The U.S. is still regarded as the top economic power, even more so than last year, but most people around the world continue to believe that China either will eventually replace or already has replaced the U.S. as the world’s leading superpower. A median of half across the countries surveyed say that the U.S. is the world’s leading economic power, while only 27% say that of China. While a median of only 14% say China has already replaced the U.S. as the top superpower, majorities or pluralities in 27 of 40 countries say China will eventually become or has already replaced the U.S. as the top superpower.
The economic dynamism generated by democratic capitalism is a key element of the American Project’s persuasive power. But there are other models, such as China’s state-directed capitalism conjoined with an authoritarian state. Years of very fast Chinese growth and relative US stagnation have made China look like the strong horse to many — especially those not-so-interested in democracy. “I have seen the future, and it’s capitalism with Chinese characteristics!” The Beijing Consensus. As the Economist put it back in 2011:
Too many people—not just third-world dictators but Western business tycoons—have fallen for the Beijing consensus, the idea that state-directed capitalism and tight political control are the elixir of growth. In fact China has surged forward mainly where the state has stood back. “Capitalism with Chinese characteristics” works because of the capitalism, not the characteristics.
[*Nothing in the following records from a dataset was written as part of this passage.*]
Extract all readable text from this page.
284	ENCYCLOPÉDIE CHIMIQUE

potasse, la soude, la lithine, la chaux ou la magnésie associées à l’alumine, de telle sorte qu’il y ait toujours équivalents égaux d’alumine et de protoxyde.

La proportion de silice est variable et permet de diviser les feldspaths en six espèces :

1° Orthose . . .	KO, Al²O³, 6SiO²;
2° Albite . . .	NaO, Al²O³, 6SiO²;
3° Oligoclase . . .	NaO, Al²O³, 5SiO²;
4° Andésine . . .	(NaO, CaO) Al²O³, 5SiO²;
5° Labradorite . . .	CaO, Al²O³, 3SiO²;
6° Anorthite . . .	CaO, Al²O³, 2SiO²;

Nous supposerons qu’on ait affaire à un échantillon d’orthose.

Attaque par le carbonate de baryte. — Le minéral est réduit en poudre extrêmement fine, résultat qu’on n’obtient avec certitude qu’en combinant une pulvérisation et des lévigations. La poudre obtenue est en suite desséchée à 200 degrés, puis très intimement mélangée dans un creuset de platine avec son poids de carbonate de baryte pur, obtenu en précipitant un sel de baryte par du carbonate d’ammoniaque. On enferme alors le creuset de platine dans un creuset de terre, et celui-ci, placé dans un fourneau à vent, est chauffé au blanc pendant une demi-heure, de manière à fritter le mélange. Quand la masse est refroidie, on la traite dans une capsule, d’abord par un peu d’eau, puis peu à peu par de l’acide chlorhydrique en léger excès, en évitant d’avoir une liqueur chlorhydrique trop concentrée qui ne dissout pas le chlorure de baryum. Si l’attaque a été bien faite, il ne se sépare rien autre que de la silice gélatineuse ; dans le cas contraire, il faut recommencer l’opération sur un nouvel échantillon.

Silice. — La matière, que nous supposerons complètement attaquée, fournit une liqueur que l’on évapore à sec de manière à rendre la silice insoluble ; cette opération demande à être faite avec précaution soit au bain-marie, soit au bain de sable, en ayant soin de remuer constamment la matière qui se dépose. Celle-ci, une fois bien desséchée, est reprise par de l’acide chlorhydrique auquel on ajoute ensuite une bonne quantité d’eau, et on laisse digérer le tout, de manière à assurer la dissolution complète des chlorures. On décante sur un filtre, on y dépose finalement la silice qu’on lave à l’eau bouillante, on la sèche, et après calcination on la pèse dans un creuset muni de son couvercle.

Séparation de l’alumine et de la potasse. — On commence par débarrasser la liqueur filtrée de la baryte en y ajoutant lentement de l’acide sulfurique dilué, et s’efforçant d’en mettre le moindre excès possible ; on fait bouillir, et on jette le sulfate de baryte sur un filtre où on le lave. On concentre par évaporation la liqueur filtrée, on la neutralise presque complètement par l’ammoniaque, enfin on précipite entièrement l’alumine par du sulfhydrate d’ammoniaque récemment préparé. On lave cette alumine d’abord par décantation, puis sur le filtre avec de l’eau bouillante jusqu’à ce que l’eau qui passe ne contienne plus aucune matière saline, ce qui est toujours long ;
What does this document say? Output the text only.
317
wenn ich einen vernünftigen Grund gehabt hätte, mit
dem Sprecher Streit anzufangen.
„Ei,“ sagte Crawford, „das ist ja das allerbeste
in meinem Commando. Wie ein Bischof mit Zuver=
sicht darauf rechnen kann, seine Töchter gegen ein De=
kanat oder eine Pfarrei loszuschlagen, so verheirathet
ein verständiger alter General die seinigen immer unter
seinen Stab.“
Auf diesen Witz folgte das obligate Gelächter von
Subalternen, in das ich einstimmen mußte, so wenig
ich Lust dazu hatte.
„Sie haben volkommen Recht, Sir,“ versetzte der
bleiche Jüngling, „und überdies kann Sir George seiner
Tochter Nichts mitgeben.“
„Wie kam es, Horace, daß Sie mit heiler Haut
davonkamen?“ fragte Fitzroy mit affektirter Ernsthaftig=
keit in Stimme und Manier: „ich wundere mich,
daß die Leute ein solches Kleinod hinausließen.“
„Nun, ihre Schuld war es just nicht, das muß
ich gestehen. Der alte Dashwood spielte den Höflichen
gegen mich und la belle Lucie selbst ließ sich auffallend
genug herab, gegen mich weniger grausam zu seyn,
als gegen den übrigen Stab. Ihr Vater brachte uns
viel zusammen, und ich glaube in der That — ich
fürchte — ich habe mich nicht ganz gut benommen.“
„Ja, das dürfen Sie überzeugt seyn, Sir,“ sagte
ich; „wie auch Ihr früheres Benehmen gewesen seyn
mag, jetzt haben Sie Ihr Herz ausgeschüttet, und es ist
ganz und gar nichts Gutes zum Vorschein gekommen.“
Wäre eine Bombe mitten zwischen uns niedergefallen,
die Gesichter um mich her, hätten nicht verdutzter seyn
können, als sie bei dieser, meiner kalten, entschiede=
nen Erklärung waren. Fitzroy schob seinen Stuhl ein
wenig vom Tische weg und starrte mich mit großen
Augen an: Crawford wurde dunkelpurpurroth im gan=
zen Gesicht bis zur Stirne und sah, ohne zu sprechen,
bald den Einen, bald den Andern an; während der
But now China is slowing, perhaps sharply. And while the US path to dynamism means rediscovering and returning to its strengths, China must do what it has never done before. AEI’s Derek Scissors on the challenge:
In 1978, China began to grant limited private property rights and to permit limited competition. These steps helped create an economic miracle, among other things lifting 850 million people out of poverty over a generation. But for more than a decade now, the Communist Party has chosen not to move forward on private property rights and competition, instead emphasizing an unprecedented amount of state-directed spending. The result is a severely damaged environment, an unbalanced economy, and a painful debt burden.
This is not hindsight. The stagnation path was visible six years ago, when China choose to massively expand credit in response to the financial crisis. Weaknesses in the economy can be traced back to policies initiated six years before that, in 2003. Because the fault lines have been developing for some time, they will require years of difficult reform to address. The current government has pledged such reform but largely lacked the nerve to initiate it, much less sustain it. The single most likely result is that China will share the fate of many other economies and fall far short of being wealthy.
So the good news about “bamboo capitalism” is that if it does transform China into a dynamic, innovative economy with a high degree of competitive intensity, it means China itself has probably adopted a lot more of the economic freedoms that American prosperity is built upon. We’ll see what those surveys say five or 10 years from now.